Although the United States is one of the top 10 richest countries in the world, poverty is a critical issue in many U.S. cities.
The City of Rochester, the place we call home, is among those ranked with high poverty levels in the United States—the second-highest poverty rate of cities similar in size, to be exact. The city’s poverty rate is on the rise, and the number of children in poverty in the city has recently increased to 50 percent, an alarming statistic.
When Peter Edelman’s keynote, at the “Rochester’s Crisis of Poverty” event addressed investing in our children as an integral piece of the strategy to end poverty, it struck a chord with me.
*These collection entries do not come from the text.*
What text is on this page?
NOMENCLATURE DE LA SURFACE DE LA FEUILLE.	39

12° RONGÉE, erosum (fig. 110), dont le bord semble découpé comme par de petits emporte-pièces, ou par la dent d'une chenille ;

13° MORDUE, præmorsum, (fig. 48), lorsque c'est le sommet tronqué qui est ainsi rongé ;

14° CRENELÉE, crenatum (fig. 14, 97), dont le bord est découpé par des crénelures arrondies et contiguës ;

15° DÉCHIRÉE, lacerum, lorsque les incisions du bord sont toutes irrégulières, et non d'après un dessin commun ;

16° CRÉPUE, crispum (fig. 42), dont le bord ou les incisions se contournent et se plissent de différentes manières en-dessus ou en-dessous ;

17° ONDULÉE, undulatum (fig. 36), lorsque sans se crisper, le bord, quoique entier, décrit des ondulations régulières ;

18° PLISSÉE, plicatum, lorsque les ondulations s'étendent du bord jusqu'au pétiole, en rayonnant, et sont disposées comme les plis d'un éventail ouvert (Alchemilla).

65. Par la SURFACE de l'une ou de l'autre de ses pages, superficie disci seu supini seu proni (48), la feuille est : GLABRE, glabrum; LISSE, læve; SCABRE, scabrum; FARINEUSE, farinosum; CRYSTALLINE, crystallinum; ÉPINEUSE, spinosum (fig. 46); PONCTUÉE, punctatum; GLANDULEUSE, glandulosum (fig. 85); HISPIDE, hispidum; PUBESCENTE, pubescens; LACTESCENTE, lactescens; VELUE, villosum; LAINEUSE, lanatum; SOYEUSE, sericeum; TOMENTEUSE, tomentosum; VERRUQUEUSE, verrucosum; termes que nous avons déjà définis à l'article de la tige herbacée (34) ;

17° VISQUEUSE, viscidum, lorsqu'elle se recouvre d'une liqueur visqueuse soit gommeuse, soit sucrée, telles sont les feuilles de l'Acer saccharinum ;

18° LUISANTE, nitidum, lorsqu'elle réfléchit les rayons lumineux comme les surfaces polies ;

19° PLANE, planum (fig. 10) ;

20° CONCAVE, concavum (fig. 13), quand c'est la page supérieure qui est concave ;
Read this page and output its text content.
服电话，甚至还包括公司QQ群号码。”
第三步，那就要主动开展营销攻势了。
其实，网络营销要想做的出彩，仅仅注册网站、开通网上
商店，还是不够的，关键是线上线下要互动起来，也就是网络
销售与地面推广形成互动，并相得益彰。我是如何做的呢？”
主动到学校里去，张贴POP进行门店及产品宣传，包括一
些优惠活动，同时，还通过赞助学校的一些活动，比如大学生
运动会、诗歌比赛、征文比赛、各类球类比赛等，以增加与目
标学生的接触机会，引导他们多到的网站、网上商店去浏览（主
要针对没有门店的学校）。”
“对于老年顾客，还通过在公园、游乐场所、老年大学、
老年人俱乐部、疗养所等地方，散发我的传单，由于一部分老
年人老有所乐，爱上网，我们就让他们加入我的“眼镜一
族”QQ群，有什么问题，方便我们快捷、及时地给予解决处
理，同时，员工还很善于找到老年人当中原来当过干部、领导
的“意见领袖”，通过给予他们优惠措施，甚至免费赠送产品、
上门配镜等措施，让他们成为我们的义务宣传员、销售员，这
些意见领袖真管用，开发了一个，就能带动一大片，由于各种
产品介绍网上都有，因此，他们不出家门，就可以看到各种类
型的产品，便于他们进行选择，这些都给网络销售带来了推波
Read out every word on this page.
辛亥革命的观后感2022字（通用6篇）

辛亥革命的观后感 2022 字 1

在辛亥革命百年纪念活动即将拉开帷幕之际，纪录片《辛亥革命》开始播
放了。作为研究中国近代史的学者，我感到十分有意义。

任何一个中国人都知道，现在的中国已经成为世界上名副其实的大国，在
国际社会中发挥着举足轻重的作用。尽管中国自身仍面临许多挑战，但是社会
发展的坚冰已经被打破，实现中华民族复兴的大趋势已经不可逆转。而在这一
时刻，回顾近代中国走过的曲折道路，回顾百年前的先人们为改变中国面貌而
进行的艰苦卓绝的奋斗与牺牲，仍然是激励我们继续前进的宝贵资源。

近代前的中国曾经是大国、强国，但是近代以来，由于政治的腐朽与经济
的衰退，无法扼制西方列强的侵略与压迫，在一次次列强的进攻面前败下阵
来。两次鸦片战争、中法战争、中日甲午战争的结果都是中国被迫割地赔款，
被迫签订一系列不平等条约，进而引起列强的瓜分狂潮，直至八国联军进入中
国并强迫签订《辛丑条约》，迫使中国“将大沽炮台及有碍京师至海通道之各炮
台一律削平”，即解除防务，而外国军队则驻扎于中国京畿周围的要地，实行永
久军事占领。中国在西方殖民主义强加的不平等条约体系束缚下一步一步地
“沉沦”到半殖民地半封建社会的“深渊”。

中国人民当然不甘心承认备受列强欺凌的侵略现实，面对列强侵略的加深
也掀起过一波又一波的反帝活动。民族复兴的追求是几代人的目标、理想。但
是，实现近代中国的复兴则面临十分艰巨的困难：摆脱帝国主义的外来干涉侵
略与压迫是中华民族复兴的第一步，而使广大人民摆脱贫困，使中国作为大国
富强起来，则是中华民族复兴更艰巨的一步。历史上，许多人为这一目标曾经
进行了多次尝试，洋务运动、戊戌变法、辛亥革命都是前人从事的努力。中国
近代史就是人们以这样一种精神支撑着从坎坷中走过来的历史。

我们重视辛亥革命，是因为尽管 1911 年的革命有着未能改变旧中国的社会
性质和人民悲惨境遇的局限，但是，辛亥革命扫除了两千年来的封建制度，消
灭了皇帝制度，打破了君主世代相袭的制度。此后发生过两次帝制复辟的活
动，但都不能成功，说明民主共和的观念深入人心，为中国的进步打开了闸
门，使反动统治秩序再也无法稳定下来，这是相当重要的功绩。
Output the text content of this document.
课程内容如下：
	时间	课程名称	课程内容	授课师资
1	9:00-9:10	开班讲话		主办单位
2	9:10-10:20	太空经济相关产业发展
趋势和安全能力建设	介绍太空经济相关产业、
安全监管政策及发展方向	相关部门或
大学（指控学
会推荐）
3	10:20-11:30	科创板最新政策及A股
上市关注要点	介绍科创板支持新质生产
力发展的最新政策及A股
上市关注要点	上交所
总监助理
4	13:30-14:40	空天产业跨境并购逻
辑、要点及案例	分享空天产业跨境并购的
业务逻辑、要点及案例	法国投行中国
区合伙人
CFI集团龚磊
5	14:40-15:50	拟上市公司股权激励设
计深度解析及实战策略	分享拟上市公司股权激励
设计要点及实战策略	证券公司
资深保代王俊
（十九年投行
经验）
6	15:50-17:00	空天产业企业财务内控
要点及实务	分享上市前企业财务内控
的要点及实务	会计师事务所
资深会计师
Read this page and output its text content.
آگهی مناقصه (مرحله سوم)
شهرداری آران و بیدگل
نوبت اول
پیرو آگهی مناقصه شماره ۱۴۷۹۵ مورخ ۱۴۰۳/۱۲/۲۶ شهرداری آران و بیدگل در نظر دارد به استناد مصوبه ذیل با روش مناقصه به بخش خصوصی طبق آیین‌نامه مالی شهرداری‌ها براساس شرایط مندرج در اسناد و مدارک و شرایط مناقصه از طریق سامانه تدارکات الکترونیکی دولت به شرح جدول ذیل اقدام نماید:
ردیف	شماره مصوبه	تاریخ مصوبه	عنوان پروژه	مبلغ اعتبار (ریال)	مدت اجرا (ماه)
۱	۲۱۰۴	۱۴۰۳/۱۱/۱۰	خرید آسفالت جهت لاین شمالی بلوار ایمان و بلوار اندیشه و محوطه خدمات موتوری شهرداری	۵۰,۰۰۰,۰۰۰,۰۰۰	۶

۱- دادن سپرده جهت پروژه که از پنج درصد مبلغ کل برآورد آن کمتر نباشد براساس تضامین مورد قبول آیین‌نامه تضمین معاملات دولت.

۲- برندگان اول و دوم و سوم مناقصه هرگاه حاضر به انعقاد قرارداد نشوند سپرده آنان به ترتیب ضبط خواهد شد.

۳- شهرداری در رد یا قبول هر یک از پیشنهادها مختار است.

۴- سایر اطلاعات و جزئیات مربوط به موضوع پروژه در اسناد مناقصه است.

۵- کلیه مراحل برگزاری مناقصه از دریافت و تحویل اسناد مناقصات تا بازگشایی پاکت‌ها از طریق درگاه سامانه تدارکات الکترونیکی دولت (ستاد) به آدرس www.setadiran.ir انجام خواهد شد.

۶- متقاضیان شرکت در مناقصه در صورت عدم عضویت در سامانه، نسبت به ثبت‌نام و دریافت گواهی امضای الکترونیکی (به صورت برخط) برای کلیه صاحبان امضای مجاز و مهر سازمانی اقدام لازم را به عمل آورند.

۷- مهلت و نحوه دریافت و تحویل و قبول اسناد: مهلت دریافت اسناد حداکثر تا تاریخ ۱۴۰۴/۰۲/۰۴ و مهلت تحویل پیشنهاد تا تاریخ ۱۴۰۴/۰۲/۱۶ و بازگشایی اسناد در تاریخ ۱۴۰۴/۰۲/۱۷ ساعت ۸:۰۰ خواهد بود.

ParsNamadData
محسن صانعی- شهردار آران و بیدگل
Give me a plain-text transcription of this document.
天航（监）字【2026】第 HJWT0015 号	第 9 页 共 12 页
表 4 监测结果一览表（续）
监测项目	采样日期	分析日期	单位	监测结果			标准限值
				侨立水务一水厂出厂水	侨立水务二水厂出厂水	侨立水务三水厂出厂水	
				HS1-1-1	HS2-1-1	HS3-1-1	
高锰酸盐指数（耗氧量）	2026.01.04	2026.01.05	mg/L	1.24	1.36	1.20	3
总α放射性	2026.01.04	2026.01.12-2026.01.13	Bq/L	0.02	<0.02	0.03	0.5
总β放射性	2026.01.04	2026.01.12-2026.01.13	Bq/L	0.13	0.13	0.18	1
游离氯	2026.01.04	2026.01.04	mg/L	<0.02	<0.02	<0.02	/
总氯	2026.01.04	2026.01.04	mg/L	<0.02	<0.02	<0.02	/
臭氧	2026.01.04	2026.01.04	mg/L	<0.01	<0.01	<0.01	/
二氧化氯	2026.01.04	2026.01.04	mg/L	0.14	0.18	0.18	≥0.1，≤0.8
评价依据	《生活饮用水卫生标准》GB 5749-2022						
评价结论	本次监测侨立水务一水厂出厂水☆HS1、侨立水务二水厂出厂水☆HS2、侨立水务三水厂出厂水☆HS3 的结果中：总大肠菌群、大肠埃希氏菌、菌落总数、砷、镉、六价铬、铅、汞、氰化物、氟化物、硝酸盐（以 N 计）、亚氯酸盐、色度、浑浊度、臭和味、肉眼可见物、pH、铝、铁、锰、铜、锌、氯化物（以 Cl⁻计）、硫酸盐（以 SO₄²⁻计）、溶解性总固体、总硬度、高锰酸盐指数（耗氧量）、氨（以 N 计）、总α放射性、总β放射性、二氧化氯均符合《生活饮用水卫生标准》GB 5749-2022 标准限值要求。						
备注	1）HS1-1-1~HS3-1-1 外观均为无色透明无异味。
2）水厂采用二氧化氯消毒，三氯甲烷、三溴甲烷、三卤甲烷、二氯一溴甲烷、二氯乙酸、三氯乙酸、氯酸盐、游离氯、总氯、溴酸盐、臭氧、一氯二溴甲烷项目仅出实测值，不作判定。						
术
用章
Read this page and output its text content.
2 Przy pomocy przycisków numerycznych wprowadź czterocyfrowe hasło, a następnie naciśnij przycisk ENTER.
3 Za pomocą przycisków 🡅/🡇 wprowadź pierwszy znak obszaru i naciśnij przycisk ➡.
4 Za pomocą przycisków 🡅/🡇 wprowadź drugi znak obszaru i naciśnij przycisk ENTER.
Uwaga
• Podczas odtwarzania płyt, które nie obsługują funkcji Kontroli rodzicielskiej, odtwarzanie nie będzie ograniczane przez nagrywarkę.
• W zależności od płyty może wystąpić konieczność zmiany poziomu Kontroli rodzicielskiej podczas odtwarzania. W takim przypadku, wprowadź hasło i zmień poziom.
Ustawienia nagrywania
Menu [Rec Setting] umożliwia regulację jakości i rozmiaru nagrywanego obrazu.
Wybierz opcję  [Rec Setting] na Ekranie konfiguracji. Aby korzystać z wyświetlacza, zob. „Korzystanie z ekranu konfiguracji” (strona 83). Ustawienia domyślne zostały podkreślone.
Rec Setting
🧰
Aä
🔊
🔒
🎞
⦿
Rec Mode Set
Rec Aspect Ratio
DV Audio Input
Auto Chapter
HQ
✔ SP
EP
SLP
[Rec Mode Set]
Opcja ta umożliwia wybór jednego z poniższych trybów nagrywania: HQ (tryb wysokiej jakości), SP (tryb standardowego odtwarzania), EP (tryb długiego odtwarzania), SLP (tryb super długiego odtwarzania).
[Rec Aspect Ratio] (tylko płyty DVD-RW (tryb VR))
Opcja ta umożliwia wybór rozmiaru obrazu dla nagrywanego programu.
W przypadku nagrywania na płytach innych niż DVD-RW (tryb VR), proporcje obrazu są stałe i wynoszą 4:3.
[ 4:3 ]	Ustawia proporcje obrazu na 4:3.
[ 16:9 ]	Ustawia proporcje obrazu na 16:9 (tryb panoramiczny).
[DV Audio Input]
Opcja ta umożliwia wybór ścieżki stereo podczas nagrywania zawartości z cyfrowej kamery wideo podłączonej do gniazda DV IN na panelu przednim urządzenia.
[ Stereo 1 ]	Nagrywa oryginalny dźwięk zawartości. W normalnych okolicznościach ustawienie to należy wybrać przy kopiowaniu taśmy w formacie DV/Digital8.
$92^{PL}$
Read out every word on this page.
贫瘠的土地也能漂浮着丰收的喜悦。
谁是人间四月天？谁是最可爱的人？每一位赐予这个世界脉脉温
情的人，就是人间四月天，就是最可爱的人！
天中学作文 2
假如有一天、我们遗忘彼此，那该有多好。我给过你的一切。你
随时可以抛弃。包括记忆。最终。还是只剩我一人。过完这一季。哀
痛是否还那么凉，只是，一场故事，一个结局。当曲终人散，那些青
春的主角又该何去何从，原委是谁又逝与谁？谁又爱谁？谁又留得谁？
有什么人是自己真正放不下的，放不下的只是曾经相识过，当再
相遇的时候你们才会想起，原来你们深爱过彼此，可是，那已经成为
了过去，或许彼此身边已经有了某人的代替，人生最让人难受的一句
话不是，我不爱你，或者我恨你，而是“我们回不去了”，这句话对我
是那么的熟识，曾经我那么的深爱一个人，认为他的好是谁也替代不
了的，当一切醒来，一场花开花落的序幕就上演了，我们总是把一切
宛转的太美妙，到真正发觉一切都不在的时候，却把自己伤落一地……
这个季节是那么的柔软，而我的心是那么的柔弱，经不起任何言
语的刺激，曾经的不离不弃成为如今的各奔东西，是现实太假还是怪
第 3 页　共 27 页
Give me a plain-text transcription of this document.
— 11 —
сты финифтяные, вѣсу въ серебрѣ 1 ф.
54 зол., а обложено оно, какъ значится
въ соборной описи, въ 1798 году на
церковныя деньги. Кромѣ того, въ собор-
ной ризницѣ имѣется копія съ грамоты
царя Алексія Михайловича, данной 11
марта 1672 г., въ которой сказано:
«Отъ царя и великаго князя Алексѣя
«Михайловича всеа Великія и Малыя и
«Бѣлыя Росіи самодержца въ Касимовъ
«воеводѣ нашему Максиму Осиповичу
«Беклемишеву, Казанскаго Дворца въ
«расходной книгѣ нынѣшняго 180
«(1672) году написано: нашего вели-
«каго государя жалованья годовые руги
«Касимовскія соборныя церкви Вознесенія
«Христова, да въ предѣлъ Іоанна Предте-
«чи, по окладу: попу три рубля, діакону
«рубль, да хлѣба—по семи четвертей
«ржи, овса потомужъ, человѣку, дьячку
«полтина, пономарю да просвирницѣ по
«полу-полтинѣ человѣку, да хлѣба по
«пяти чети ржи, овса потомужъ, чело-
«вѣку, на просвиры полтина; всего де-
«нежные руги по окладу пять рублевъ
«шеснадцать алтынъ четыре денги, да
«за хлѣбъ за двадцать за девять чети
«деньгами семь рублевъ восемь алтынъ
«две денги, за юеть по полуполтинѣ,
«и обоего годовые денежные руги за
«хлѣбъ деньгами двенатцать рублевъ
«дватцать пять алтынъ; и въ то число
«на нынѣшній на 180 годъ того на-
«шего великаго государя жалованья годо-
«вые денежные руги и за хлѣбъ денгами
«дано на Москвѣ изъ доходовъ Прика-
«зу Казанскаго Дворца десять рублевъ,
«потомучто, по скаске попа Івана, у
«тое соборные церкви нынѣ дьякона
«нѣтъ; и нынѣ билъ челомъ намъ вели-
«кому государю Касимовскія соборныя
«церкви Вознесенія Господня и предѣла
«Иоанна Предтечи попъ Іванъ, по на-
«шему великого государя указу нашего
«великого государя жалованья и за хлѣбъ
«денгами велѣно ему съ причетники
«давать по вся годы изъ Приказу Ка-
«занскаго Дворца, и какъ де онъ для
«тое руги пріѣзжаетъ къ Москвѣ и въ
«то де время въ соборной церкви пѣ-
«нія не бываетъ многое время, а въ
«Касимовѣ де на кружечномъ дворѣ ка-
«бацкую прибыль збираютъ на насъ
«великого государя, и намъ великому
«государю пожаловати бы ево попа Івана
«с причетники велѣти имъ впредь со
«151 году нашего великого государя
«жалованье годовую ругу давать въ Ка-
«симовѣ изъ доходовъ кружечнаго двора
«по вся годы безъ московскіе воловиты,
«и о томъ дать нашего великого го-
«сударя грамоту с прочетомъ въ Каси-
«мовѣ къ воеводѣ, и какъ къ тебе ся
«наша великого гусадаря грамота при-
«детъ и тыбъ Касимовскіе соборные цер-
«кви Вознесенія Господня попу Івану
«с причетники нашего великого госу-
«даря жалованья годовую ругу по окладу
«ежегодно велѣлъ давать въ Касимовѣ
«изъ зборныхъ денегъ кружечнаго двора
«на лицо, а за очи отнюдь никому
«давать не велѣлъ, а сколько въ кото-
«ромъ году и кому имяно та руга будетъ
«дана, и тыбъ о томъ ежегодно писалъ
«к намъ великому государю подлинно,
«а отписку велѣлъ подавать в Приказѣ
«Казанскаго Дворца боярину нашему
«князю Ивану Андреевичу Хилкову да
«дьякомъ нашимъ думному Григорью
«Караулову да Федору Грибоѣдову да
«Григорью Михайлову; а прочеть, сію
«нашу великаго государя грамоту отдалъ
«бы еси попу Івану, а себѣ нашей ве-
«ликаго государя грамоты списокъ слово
Working in the community with many families affected by this complex issue, those of us in the human services field see firsthand the impact this vicious cycle has on our local economy and, in my particular line of work at Villa of Hope, our local youth specifically.
Despite the common misconceptions about the poor and the homeless, many people are trying their hardest to break the cycle, to create a stable life for their families and a brighter future for their children. We see many honest, hardworking citizens who are simply trying to get traction enough to get themselves ahead of the problem and back on the path to financial stability. As many of us know, the poverty cycle often repeats itself and has proven difficult to break. Investing in our youth is a critical ingredient in breaking this troublesome cycle—one that will create a positive future for the City of Rochester.
The good news, as Edelman stated, is that our local community has many strong programs in place to combat this epidemic, including the newly created Rochester Anti-Poverty Task Force, but we have much further to climb. Rochester is known for having an extremely philanthropic, resource-rich populace, yet we maintain a large gap between the rich and the poor.
We are in need of a greater concentration of resources in supportive and educational youth programs, better outcomes to prove these programs effective, and a universal community investment in making poverty a problem of the past. The youth of today are the future of our community, and if we don’t address and mitigate this pressing issue in the present, our future will look increasingly uncertain.